2013-10-17 15:53:02

Mondiali, Bosnia ed Erzegovina. Mons. Sudar: bene, ma attenzione a facili entusiasmi


“Una notizia che difficilmente cambierà la complessa situazione del Paese”. Così mons. Pero Sudar, ausiliare e vicario generale dell’arcidiocesi di Sarajevo, commentando l’ottimismo riportato da molte testate giornalistiche per la prima qualificazione della Bosnia ed Erzegovina ai Mondiali di calcio che si svolgeranno del prossimo anno, in Brasile. Per mons. Sudar, nel Paese, dilaniato dalla guerra degli anni Novanta, e dove è in corso un articolato processo di integrazione tra serbi, bosniaci e croati, è necessaria l’attenzione della comunità internazionale e rinegoziare gli Accordi di Dayton, che misero fine alla guerra civile jugoslava. Massimiliano Menichetti ha intervistato lo stesso mons. Pero Sudar:RealAudioMP3

R. – E’ una cosa che sicuramente alla gente dà sollievo, però - nello stesso momento - molti sono coscienti che questa classificazione ai mondiali è un fatto che non inciderà troppo, purtroppo, su quella che è la nostra situazione sia economica, sia politica. E poi anche il calcio a volte ci divide, perché purtroppo la nostra nazionale non del tutto è una rappresentanza delle componenti della Bosnia ed Erzegovina.

D. – Chi non è rappresentato?

R. – Mi riferisco a due popoli costituitivi, cioè a quello croato e quello serbo. Purtroppo é cosi!

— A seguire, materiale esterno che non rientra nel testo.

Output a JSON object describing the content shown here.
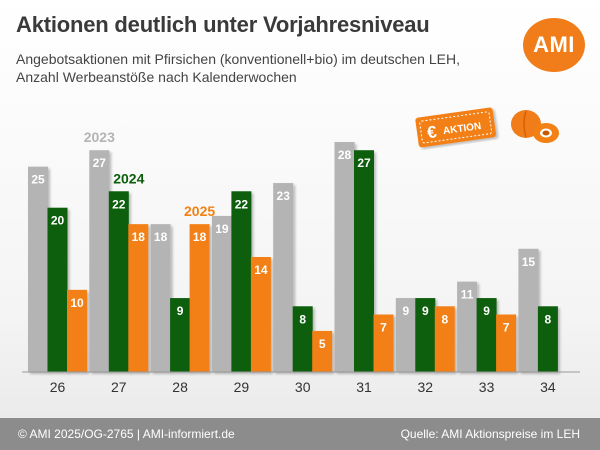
{
  "header": {
    "title": "Aktionen deutlich unter Vorjahresniveau",
    "subtitle_line1": "Angebotsaktionen mit Pfirsichen (konventionell+bio) im deutschen LEH,",
    "subtitle_line2": "Anzahl Werbeanstöße nach Kalenderwochen"
  },
  "logo": {
    "text": "AMI"
  },
  "badge": {
    "currency_symbol": "€",
    "text": "AKTION"
  },
  "footer": {
    "left": "© AMI 2025/OG-2765 | AMI-informiert.de",
    "right": "Quelle: AMI Aktionspreise im LEH"
  },
  "colors": {
    "2023": "#b4b4b4",
    "2024": "#0b5e0b",
    "2025": "#f28012",
    "accent": "#f07d1a"
  },
  "chart_data": {
    "type": "bar",
    "categories": [
      "26",
      "27",
      "28",
      "29",
      "30",
      "31",
      "32",
      "33",
      "34"
    ],
    "series": [
      {
        "name": "2023",
        "values": [
          25,
          27,
          18,
          19,
          23,
          28,
          9,
          11,
          15
        ]
      },
      {
        "name": "2024",
        "values": [
          20,
          22,
          9,
          22,
          8,
          27,
          9,
          9,
          8
        ]
      },
      {
        "name": "2025",
        "values": [
          10,
          18,
          18,
          14,
          5,
          7,
          8,
          7,
          null
        ]
      }
    ],
    "xlabel": "",
    "ylabel": "",
    "ylim": [
      0,
      28
    ],
    "grid": false,
    "legend": "inline labels above bars of week 27/28"
  }
}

Sicuramente lo sport, i mondiali sono un’occasione per festeggiare e vedere qualcosa di positivo, però, questa qualificazione non è stata festeggiata in tutte le parti della Bosnia ed Erzegovina: molti dicono: “Calma!, perché non cambierà la situazione di questo Paese”.

D. – Un Paese dilaniato dai conflitti degli anni ’90. Qual è la situazione oggi?

R. - Quasi di rassegnazione, perché purtroppo la situazione politica non cambia in meglio. L’Accordo di Dayton è difficilmente realizzabile in questo Paese. Non c’è lavoro, non c’è avvicinamento a questo processo di integrazione nella Comunità Europea e la gente dispera. La gente vede come unica speranza l’andare via. Questa è la contraddizione presente nell’euforia innescata dalla qualificazione della nostra nazionale.

D. – Che cosa servirebbe?

R. – La volontà di dire che Dayton è una realtà che impedisce la vera pace, la collaborazione tra i popoli. Bisogna rivedere quest’accordo e creare uno Stato che possa funzionare e dare speranza a tutti. Ogni volta, quando si parla di Dayton, c’è però qualcuno che dice: “Dayton non si tocca!”. Ma mentre si continua a non toccare Dayton, la Bosnia ed Erzegovina non ha la possibilità di uscire da questo circolo vizioso.

D. – I cattolici sono diminuiti del 50% rispetto alla guerra…

R. – Purtroppo sì. E poi non è solo questo il fatto negativo. Quello che è ancor più negativo è che coloro che sono rimasti non hanno speranza. Sono rimasti maggiormente gli anziani, mentre i giovani cercano di andar via in tutti i modi.

D. – Voi siete impegnati nel dialogo cristiano-musulmano. C’è chi dice, però, che cresce il fondamentalismo. E’ così?

R. – Qui cresce l’estremismo dei poveri, prima di tutto, di quelli che sono privi della speranza di vita. E quella è la cornice in cui crescono poi tutte le tensioni e tutti i fondamentalismi. Non sono d’accordo che qui ci sia un unico problema, che è quello del fondamentalismo islamico: non è vero.